Bio: Francesco d’Errico is a tenured Full Professor of Nuclear and Biomedical Engineering, as well as of Medical Physics, at the University of Pisa (Italy). Francesco d’Errico started his academic career in 1996 with a professorship in Radiation Physics at Yale University (USA), where he is still a Fellow at Timothy Dwight College. He has joint/adjunct appointments at the University of Rome Tor Vergata, and at the Federal University of Sergipe (Brazil), where he was “Pesquisador Visitante Especial” (Special Visiting Scientist) within the program “Ciências sem Fronteiras”. Francesco d’Errico has performed and led research projects on advanced methods for nuclear safety and security, environmental monitoring, radioecology, biodosimetry, radiation detection/dosimetry/spectrometry supported in the US by NASA, NIH, NSF, NIH, DHS and DOE, and in Italy by Commission of the European Communities, Italian Ministry of University Research (MUR), Italian Nuclear Physics Institute (INFN).
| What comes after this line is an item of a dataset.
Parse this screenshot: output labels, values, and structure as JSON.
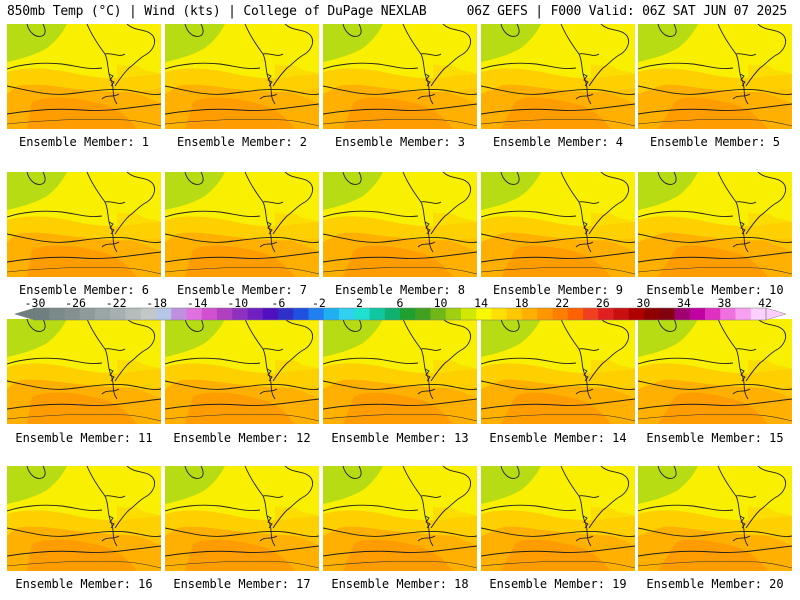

Physics and applications of radiation detectors based on superheated liquids

Abstract: Superheated emulsions are detectors that utilize dispersions of overexpanded halocarbon droplets in tissue equivalent aqueous gels or soft polymers. These detectors have been employed in radiation detection, dosimetry, and spectrometry for more than four decades. While earlier devices detected bubble nucleations acoustically, recent technological advancements have led to the development of devices that utilize optical registration of bubbles. These advances in instrumentation have been accompanied by progress in producing stable and well-defined emulsions of superheated droplets. Various halocarbons can be employed in these detectors, enabling a wide range of applications. Halocarbons with moderate superheat, which means a relatively small difference between their operating temperature and boiling point, can be used in neutron dosimetry and spectrometry, as they are only nucleated by energetic heavy ions produced by fast neutrons. Halocarbons with elevated superheat can be used to create emulsions that nucleate with smaller energy depositions, allowing for the detection of low linear energy transfer radiations such as photons and electrons. This presentation provides an overview of the physics of superheated emulsions and their applications in radiation measurements, particularly in neutron dosimetry and spectrometry.